È morto Giovanni Giraldi, filosofo liberale. Nel centesimo anno della sua esistenza, il 23 settembre 2014 è morto Giovanni Giraldi, filosofo liberale italiano.
Nato a Ventimiglia il 1° luglio 1915, si laureò a Roma in discipline letterarie e poi in filosofia, discutendo la tesi con Ugo Spirito. Dal 1959 fu libero docente di Storia Generale della Filosofia presso l‘Università Statale di Milano; fondò la casa editrice Pergamena e due riviste da lui dirette: L’Idea liberale (1959-1992) e Sistematica (1968-2014).
Il suo pensiero si situa nel solco dell’idealismo italiano – che ha come riferimenti soprattutto Gentile e Croce – e, sottolineando gli aspetti vitalistici dell’Idea, tra cui l’attività e il sentimento, apre la strada a una filosofia “della scelta e della decisione”.
Nel panorama delle numerose opere scritte da Giovanni (Battista) Giraldi, oltre a saggi di filologia, politica, filosofia, scienza, poesia e prosa d’arte, si ricordano il Dizionario di Estetica e Linguistica generale (1975), il poema apocalittico Bàrel, a cui lavorò per tutta la vita (ultima ediz. 2011), e la Storia della Pedagogia che, dalla prima edizione del 1964 con Armando Editore, ha continuato a riscuotere apprezzamenti in ambito accademico. Partecipò al dibattito liberale e filosofico del secondo dopoguerra, entrando in contatto con i maggiori intellettuali del tempo, tra cui i teologi Henri-Marie de Lubac e Hans Urs von Balthasar, il biblista Pierre Grelot, il linguista Giovanni Semerano e le latiniste Sigrid Albert e Geneviève Immè; quest’ultima tradusse il Barel in francese.

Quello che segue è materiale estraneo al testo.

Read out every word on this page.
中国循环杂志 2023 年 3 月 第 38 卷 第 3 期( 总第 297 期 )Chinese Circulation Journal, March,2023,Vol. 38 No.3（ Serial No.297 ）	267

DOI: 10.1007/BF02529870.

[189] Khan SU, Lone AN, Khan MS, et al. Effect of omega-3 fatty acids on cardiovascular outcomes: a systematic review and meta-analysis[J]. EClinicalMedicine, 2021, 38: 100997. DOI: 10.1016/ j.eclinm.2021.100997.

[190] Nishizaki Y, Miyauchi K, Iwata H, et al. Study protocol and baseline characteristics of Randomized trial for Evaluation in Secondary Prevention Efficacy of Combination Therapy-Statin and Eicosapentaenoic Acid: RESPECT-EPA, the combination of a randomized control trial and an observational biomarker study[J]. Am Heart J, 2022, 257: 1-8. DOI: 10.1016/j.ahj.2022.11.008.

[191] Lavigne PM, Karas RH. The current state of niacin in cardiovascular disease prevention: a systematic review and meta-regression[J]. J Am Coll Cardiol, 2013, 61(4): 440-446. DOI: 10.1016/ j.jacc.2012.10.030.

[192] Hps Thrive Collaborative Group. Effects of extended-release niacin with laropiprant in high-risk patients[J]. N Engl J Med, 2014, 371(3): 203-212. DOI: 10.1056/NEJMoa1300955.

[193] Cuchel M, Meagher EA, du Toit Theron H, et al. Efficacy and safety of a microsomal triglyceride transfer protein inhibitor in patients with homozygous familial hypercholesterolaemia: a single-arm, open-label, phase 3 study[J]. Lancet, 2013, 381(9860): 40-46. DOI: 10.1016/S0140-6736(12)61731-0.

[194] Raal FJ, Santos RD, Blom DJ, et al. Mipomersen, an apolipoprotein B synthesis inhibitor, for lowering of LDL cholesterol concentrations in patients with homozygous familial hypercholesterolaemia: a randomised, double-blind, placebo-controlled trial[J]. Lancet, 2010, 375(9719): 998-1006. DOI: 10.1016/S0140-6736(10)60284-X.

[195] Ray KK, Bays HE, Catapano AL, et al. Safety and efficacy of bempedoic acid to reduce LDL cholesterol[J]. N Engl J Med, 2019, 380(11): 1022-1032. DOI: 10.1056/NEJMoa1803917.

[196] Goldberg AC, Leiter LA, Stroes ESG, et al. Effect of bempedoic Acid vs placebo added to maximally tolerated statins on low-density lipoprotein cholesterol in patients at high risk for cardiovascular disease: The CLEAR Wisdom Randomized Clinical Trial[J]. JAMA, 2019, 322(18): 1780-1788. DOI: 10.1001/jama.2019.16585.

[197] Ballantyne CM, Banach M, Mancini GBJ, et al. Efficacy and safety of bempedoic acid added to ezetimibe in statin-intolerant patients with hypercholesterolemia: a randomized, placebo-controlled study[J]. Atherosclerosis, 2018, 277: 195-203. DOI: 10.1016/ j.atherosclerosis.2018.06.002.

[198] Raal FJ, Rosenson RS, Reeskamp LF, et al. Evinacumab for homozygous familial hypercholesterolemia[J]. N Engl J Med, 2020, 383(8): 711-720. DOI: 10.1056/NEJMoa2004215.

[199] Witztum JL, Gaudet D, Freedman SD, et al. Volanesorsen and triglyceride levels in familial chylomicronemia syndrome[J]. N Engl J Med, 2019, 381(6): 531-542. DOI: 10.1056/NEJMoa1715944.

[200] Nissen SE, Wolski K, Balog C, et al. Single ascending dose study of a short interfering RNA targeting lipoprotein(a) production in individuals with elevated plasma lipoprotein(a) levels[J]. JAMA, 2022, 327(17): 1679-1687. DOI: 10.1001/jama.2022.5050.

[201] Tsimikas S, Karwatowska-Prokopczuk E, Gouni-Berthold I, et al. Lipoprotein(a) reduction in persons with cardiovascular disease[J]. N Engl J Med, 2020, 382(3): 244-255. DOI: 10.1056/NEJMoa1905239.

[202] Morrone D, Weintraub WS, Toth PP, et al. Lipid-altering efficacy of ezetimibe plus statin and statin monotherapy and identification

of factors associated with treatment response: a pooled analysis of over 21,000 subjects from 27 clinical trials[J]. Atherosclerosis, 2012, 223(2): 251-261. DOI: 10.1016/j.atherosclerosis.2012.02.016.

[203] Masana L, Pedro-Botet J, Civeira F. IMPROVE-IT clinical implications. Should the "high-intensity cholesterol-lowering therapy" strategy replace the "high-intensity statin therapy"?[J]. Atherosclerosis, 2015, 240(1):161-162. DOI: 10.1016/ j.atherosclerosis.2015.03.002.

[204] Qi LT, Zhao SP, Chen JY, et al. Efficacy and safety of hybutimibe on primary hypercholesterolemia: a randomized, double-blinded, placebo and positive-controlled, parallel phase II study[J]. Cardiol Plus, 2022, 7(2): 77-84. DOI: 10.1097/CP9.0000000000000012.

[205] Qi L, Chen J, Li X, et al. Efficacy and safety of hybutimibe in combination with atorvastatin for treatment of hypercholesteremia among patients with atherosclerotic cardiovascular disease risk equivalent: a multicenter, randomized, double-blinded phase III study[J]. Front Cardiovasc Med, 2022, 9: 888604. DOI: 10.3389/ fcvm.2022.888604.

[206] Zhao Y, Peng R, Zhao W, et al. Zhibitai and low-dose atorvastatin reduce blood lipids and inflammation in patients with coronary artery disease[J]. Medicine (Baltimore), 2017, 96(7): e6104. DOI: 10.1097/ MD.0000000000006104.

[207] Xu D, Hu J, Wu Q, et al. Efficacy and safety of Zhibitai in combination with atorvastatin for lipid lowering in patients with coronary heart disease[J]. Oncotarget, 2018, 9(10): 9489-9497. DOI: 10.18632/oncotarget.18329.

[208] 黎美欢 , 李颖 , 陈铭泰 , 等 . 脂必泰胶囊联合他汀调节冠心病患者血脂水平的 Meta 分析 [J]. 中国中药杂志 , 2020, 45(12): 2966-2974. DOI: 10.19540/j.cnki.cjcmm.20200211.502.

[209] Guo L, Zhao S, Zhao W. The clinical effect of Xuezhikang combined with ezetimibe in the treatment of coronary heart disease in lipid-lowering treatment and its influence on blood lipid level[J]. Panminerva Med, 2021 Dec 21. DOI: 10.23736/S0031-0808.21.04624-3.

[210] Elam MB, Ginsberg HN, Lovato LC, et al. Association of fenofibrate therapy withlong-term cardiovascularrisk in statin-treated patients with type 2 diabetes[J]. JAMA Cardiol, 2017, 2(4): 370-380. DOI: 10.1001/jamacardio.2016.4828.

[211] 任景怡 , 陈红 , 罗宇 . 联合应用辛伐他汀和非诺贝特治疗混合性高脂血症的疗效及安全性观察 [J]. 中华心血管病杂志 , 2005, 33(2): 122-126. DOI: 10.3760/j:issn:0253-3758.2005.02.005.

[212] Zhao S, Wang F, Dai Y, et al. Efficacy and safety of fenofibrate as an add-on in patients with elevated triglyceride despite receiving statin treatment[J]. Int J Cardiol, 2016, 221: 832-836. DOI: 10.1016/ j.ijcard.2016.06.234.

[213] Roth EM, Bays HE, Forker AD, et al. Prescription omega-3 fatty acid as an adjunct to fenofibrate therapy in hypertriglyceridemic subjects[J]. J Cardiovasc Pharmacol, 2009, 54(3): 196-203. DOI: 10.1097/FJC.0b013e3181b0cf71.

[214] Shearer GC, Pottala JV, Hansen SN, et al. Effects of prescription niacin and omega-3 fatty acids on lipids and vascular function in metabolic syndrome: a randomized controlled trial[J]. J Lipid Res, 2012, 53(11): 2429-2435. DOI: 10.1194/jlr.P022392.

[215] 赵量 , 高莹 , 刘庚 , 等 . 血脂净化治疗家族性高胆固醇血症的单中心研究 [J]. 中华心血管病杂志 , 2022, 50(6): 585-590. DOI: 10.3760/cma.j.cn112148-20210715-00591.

L’Accademia Svedese lo incaricò più volte in qualità di consulente per l’attribuzione del Premio Nobel per la letteratura.
Risiedeva in un villino, da lui decorato con bassorilievi, sculture e mosaici di gusto classico, sulle alture di Noli (SV), comune ligure che gli aveva conferito la cittadinanza onoraria.
Nelle Note di Estetica al suo Bàrel scrisse: “Nessuno ingombra tanto la via dello Spirito quanto coloro che per un tratto ne sono stati gli strumenti validi. Finita l’opera, si deve uscire di scena; exeunt omnes. Già; ma l’autore indugia, guarda, mira ad uscire per ultimo, spera di non uscire. Eppure, se il discorso sullo Spirito vale, anche l’autore deve andare fuori”.